Validating remotely sensed land surface fluxes in heterogeneous terrain with large aperture scintillometry

Abstract

The Large Aperture Scintillometer (LAS) has emerged as one of the best tools for quantifying areal averaged fluxes over heterogeneous land surfaces. This is particularly useful as a validation of surface energy fluxes derived from satellite sources. We examine how changes in surface source area contributing to the scintillometer and eddy covariance measurements relate to satellite derived estimates of sensible heat flux. Field data were collected on the Konza Prairie in Northeastern Kansas, included data from two eddy covariance towers: one located on an upland, relatively flat homogeneous area, and the second located in a lowland area with generally higher biomass and moisture conditions. The large aperture scintillometer spanned both the upland and lowland areas and operated with a path length of approximately 1 km specifically to compare to Moderate Resolution Imaging Spectroradiometer (MODIS) derived estimates of surface fluxes. The upland station compares well with the LAS (correlation of 0.96), with the lowland station being slightly worse (correlation of 0.84).

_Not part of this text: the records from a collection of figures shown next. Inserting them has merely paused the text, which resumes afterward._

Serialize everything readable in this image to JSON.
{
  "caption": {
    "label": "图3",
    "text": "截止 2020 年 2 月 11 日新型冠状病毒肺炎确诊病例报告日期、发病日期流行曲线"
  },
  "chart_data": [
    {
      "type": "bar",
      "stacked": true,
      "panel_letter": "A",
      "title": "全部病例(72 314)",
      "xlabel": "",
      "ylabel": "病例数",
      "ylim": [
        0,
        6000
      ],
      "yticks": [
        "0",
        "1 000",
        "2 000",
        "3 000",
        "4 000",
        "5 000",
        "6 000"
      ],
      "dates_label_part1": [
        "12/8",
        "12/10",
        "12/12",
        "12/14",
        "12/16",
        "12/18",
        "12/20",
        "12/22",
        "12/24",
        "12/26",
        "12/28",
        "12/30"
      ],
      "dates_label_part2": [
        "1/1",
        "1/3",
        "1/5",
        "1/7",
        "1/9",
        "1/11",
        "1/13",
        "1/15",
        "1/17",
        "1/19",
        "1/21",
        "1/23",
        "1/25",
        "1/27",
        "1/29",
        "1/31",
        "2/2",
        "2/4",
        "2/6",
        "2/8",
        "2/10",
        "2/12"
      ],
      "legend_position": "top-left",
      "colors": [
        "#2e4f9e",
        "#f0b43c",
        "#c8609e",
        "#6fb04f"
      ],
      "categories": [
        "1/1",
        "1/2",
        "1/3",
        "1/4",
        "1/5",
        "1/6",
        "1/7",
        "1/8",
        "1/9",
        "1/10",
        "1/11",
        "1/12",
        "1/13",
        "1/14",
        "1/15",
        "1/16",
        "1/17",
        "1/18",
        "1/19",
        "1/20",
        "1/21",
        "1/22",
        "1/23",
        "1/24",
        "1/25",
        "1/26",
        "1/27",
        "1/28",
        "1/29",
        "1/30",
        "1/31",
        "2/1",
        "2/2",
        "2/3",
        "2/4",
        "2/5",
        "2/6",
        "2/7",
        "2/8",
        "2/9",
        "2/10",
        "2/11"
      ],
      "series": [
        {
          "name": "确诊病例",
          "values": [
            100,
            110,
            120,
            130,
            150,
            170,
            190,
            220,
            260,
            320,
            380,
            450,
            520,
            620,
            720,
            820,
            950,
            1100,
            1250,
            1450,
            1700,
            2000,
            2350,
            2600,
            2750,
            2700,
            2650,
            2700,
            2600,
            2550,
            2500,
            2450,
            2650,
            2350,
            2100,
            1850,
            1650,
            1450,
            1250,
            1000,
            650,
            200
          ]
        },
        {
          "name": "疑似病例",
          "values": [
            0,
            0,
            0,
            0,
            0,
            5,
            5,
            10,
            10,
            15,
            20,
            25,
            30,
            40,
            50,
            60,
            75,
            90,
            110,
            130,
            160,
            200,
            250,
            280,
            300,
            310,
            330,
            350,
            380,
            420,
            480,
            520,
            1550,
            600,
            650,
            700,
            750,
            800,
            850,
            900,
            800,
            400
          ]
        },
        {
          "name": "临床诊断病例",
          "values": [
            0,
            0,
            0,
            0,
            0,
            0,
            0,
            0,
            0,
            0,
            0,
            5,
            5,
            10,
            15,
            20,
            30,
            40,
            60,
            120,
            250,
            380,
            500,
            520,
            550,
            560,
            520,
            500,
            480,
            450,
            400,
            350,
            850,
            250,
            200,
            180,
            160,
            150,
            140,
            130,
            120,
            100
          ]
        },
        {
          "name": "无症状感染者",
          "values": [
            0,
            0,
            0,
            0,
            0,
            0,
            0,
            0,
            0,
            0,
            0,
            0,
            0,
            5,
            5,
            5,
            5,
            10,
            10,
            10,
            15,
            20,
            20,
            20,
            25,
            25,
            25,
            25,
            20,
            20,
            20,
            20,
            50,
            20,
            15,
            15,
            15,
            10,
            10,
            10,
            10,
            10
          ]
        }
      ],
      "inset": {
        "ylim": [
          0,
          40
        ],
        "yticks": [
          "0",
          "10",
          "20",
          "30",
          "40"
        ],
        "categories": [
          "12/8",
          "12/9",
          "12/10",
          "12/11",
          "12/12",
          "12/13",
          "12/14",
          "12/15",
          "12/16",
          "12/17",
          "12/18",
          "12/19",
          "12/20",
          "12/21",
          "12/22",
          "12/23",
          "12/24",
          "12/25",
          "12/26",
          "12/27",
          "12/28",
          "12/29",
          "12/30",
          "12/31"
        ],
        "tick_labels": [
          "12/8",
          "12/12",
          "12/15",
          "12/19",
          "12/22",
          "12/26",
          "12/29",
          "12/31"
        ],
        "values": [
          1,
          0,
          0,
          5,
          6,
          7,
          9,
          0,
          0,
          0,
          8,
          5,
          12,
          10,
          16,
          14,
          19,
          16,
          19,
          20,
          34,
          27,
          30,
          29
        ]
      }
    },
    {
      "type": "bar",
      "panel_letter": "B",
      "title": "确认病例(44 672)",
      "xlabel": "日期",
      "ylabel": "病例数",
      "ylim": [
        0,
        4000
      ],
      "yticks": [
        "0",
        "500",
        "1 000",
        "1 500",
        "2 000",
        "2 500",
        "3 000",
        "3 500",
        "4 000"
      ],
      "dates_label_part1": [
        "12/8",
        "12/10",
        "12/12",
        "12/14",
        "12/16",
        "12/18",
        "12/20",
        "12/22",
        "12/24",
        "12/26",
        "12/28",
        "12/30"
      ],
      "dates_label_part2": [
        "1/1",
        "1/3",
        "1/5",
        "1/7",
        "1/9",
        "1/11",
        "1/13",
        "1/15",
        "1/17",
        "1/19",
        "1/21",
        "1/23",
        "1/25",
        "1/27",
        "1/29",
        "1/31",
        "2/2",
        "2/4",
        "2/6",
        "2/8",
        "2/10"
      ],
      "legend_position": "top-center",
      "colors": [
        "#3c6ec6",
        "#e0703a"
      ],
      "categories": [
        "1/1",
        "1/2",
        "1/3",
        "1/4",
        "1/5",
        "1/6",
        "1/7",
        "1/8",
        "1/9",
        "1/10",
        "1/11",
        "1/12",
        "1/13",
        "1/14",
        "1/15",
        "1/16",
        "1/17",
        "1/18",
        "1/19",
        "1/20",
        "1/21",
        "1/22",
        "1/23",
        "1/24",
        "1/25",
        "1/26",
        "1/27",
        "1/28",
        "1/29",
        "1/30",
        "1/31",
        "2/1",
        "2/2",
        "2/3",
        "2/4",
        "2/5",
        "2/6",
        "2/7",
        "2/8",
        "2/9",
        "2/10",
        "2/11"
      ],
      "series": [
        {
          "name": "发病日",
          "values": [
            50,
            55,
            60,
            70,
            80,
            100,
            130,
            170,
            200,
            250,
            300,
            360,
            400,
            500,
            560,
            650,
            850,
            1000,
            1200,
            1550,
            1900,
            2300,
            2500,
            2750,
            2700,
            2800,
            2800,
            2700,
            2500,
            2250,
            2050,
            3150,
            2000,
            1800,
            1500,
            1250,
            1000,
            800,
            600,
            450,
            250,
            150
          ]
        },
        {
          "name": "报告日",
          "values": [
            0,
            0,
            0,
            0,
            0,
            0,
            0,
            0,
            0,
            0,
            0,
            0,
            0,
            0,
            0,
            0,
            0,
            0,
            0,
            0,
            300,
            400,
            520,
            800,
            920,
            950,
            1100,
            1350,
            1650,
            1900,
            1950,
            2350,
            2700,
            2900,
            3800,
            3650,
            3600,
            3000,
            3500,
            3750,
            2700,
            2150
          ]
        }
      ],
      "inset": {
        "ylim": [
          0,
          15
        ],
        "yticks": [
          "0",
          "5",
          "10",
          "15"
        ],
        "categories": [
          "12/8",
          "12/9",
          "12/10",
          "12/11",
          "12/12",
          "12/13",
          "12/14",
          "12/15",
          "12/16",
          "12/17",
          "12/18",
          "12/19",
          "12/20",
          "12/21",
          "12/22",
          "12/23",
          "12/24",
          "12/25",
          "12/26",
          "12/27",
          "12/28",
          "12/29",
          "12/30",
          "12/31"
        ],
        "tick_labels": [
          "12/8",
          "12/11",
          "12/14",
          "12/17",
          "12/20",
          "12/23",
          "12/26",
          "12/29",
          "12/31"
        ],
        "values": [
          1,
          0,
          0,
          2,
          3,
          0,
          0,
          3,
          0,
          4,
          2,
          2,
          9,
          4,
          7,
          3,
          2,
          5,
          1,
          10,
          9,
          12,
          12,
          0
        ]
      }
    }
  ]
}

Data from the MODIS sensor was used to compute surface fluxes using the ‘triangle’ method which combines the remotely sensed data with a soil-vegetation-atmosphere-transfer scheme and a fully developed atmospheric boundary layer model. The relative contribution to the surface observations is estimated using a simple footprint model. As wind direction varies, the relative contribution of upland and lowland sources contributing to the LAS measurements varies while the MODIS pixel contribution remains relatively constant. With the footprint model, we were able to evaluate the relationship between the LAS observations and the remotely sensed estimates of the surface energy balance. The MODIS derived sensible heat flux values correspond better to the LAS measurements (percentage error: 0.04) when there was a larger footprint compared to a time with a smaller footprint (percentage error: −0.13). Results indicate that the larger the footprint, the better the agreement between satellite and surface observations.